Earlier when we discussed making the new benchmarking suite available as a library, Dominik had mentioned that it wasn't quite ready and that he often finds he writes many different versions of a library before he settles on the right interface, and Hendrik sagely observed that, indeed, "Good writing is rewriting." In any event, the library is currently specialized to the existing benchmarks we've been using with Qi, i.e. functional pipelines like filter-map. We agreed that generalizing it to be usable by other libraries in the Racket ecosystem for general purpose benchmarking would be valuable. There is already a benchmarking library for Racket, so it would be worth evaluating what features it provides and whether it would make sense to complement that feature set or provide a completely distinct offering.
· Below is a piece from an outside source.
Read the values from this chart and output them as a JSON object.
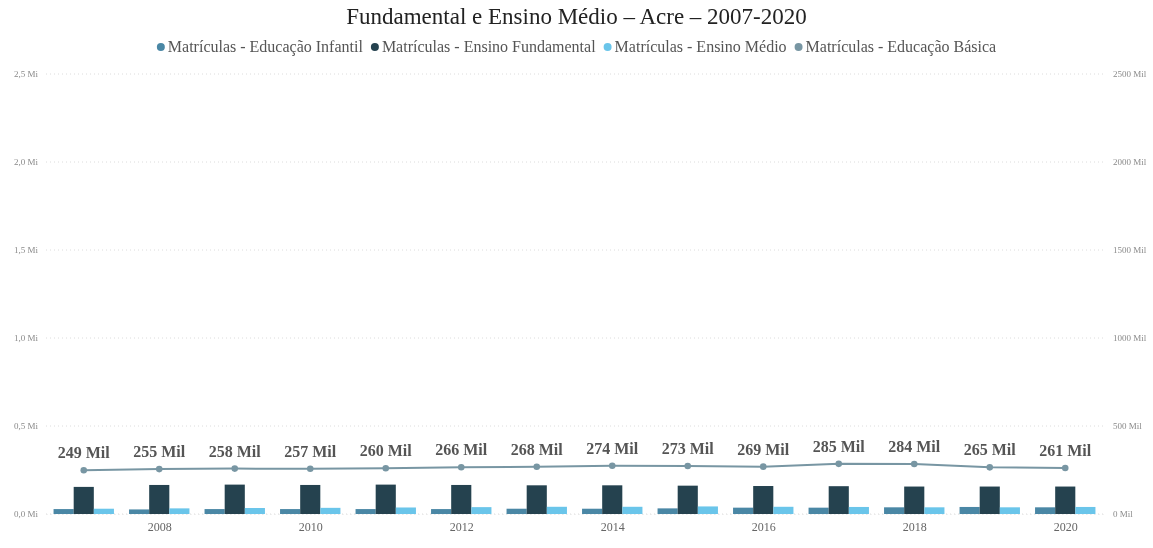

In the spirit of "N = 2," it could be useful to try extending this suite to benchmarking some variants of Minikanren that Michael is working on, on the road to defining a generic and useful interface.

Next Optimizations

Qi now has one proven effective optimization (stream fusion / deforestation), which was the goal of the initial compiler work. One optimization that might be a good next step is to use functions accepting a statically known number of values wherever possible, vs functions that are variadic in their inputs.

Slowing Down to Go Faster

In getting this release ready, we took a number of shortcuts to get the job done. Now that the release is out, it may be worth reviewing some of these choices and investing some effort into doing them in more robust ways, to better support our continuing efforts along the many paths we've identified for future exploration. Some of these items that may be worth prioritizing in the near term include:

  • Incorporating the new benchmarking suite into development and CI workflows
  • Developing a core grammar aware tree traversal utility in Syntax Spec, to avoid the need for the nonterminal syntax property
  • Preserving source code and locations through expansion in Syntax Spec, for use in error reporting in the compiler, to avoid the need for the "de-expander"
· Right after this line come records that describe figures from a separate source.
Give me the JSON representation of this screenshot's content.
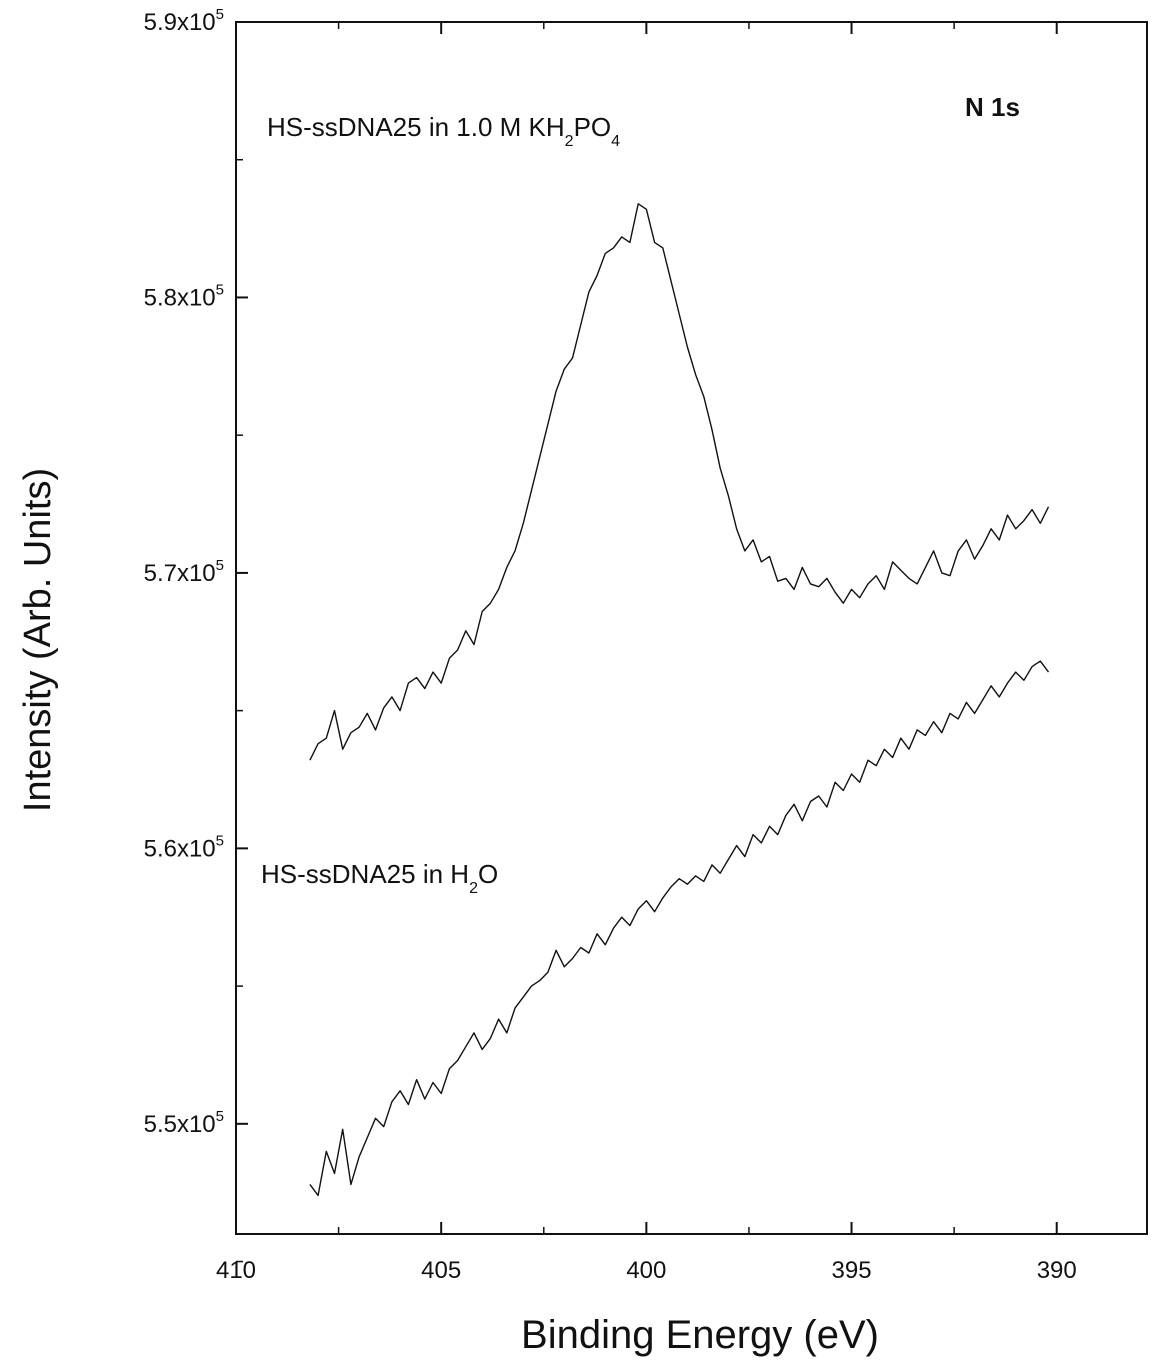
{
  "chart_data": {
    "type": "line",
    "title": "N 1s",
    "xlabel": "Binding Energy (eV)",
    "ylabel": "Intensity (Arb. Units)",
    "x_reversed": true,
    "xlim": [
      410,
      387.8
    ],
    "ylim": [
      546000,
      590000
    ],
    "x_ticks": [
      410,
      405,
      400,
      395,
      390
    ],
    "x_tick_labels": [
      "410",
      "405",
      "400",
      "395",
      "390"
    ],
    "y_ticks": [
      550000,
      560000,
      570000,
      580000,
      590000
    ],
    "y_tick_labels": [
      {
        "mantissa": "5.5x10",
        "exp": "5"
      },
      {
        "mantissa": "5.6x10",
        "exp": "5"
      },
      {
        "mantissa": "5.7x10",
        "exp": "5"
      },
      {
        "mantissa": "5.8x10",
        "exp": "5"
      },
      {
        "mantissa": "5.9x10",
        "exp": "5"
      }
    ],
    "annotations": {
      "kh2po4": {
        "pre": "HS-ssDNA25 in 1.0 M KH",
        "s1": "2",
        "mid": "PO",
        "s2": "4"
      },
      "h2o": {
        "pre": "HS-ssDNA25 in H",
        "s1": "2",
        "post": "O"
      }
    },
    "series": [
      {
        "x": [
          408.2,
          408.0,
          407.8,
          407.6,
          407.4,
          407.2,
          407.0,
          406.8,
          406.6,
          406.4,
          406.2,
          406.0,
          405.8,
          405.6,
          405.4,
          405.2,
          405.0,
          404.8,
          404.6,
          404.4,
          404.2,
          404.0,
          403.8,
          403.6,
          403.4,
          403.2,
          403.0,
          402.8,
          402.6,
          402.4,
          402.2,
          402.0,
          401.8,
          401.6,
          401.4,
          401.2,
          401.0,
          400.8,
          400.6,
          400.4,
          400.2,
          400.0,
          399.8,
          399.6,
          399.4,
          399.2,
          399.0,
          398.8,
          398.6,
          398.4,
          398.2,
          398.0,
          397.8,
          397.6,
          397.4,
          397.2,
          397.0,
          396.8,
          396.6,
          396.4,
          396.2,
          396.0,
          395.8,
          395.6,
          395.4,
          395.2,
          395.0,
          394.8,
          394.6,
          394.4,
          394.2,
          394.0,
          393.8,
          393.6,
          393.4,
          393.2,
          393.0,
          392.8,
          392.6,
          392.4,
          392.2,
          392.0,
          391.8,
          391.6,
          391.4,
          391.2,
          391.0,
          390.8,
          390.6,
          390.4,
          390.2
        ],
        "y": [
          563200,
          563800,
          564000,
          565000,
          563600,
          564200,
          564400,
          564900,
          564300,
          565100,
          565500,
          565000,
          566000,
          566200,
          565800,
          566400,
          566000,
          566900,
          567200,
          567900,
          567400,
          568600,
          568900,
          569400,
          570200,
          570800,
          571800,
          573000,
          574200,
          575400,
          576600,
          577400,
          577800,
          579000,
          580200,
          580800,
          581600,
          581800,
          582200,
          582000,
          583400,
          583200,
          582000,
          581800,
          580600,
          579400,
          578200,
          577200,
          576400,
          575200,
          573800,
          572800,
          571600,
          570800,
          571200,
          570400,
          570600,
          569700,
          569800,
          569400,
          570200,
          569600,
          569500,
          569800,
          569300,
          568900,
          569400,
          569100,
          569600,
          569900,
          569400,
          570400,
          570100,
          569800,
          569600,
          570200,
          570800,
          570000,
          569900,
          570800,
          571200,
          570500,
          571000,
          571600,
          571200,
          572100,
          571600,
          571900,
          572300,
          571800,
          572400
        ]
      },
      {
        "x": [
          408.2,
          408.0,
          407.8,
          407.6,
          407.4,
          407.2,
          407.0,
          406.8,
          406.6,
          406.4,
          406.2,
          406.0,
          405.8,
          405.6,
          405.4,
          405.2,
          405.0,
          404.8,
          404.6,
          404.4,
          404.2,
          404.0,
          403.8,
          403.6,
          403.4,
          403.2,
          403.0,
          402.8,
          402.6,
          402.4,
          402.2,
          402.0,
          401.8,
          401.6,
          401.4,
          401.2,
          401.0,
          400.8,
          400.6,
          400.4,
          400.2,
          400.0,
          399.8,
          399.6,
          399.4,
          399.2,
          399.0,
          398.8,
          398.6,
          398.4,
          398.2,
          398.0,
          397.8,
          397.6,
          397.4,
          397.2,
          397.0,
          396.8,
          396.6,
          396.4,
          396.2,
          396.0,
          395.8,
          395.6,
          395.4,
          395.2,
          395.0,
          394.8,
          394.6,
          394.4,
          394.2,
          394.0,
          393.8,
          393.6,
          393.4,
          393.2,
          393.0,
          392.8,
          392.6,
          392.4,
          392.2,
          392.0,
          391.8,
          391.6,
          391.4,
          391.2,
          391.0,
          390.8,
          390.6,
          390.4,
          390.2
        ],
        "y": [
          547800,
          547400,
          549000,
          548200,
          549800,
          547800,
          548800,
          549500,
          550200,
          549900,
          550800,
          551200,
          550700,
          551600,
          550900,
          551500,
          551100,
          552000,
          552300,
          552800,
          553300,
          552700,
          553100,
          553800,
          553300,
          554200,
          554600,
          555000,
          555200,
          555500,
          556300,
          555700,
          556000,
          556400,
          556200,
          556900,
          556500,
          557100,
          557500,
          557200,
          557800,
          558100,
          557700,
          558200,
          558600,
          558900,
          558700,
          559000,
          558800,
          559400,
          559100,
          559600,
          560100,
          559700,
          560500,
          560200,
          560800,
          560500,
          561200,
          561600,
          561000,
          561700,
          561900,
          561500,
          562400,
          562100,
          562700,
          562400,
          563200,
          563000,
          563600,
          563300,
          564000,
          563600,
          564300,
          564100,
          564600,
          564200,
          564900,
          564700,
          565300,
          564900,
          565400,
          565900,
          565500,
          566000,
          566400,
          566100,
          566600,
          566800,
          566400
        ]
      }
    ]
  }
}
... along with triaging the numerous "Next Steps" we've been carrying forward below!

Next Steps

(Some of these are carried over from last time)

  • Incorporate the new benchmark suite into the SDK (including Makefile targets) and CI workflows
  • Review whether we can continue optimizing a single syntax node at many levels (this is not a blocker)
  • Comprehensively review error messages in Qi
  • Add test cases for the backwards incompatibility on datum vs literal matching.
  • Investigate ways to extend the compiler (e.g. language composition or compiler macros) and use that to implement qi/list (deforesting racket/list) as a proof of concept.
  • Prototype and then propose map1 for addition to Racket.
  • Preserve the source syntax through expansion in Syntax Spec.
  • Review the use of contracts in deforestation.
  • Improve expander tests to compare expressions literally, using a test for alpha-equivalence.
  • Try unpublished expansion event APIs to implement hierarchical reporting of expansion in the compiler.
  • Implement streams for the other list operations described in St-Amour's writeup (i.e. unfoldr zip average). Note: implementing average might benefit from having "multi-valued CPS" for deforestation.
  • Find a way to reliably detect list-like operations on values.
  • Rewrite these list-like operations to list-based functional pipelines, e.g. (~> (-< (>< f) (>< g)) ...)
  • Generalize the stream implementation to support multiple values at each step (in addition to zero or one) and recheck the performance.
  • Review other core Qi combinators besides ~> (e.g. -<, == and ><, maybe if and pass) and see whether it would make sense to extend fusion to them.
  • Should Qi provide a map utility (overriding the default one) that supports "0 or more" values (as was discussed in the RacketCon talk)?
  • Design a core continuation form(s?) for Qi, and show how try can be implemented in terms of it.
  • Describe the sequence of compilation for input expressions with the optimizing compiler against the reference compiler, showing cases in which these do not terminate.
  • Come up with a methodology to formalize and theoretically validate compiler behavior.
  • Review other bindings cases that we could support next (e.g. selective binding, packing values, and binding exceptions in try).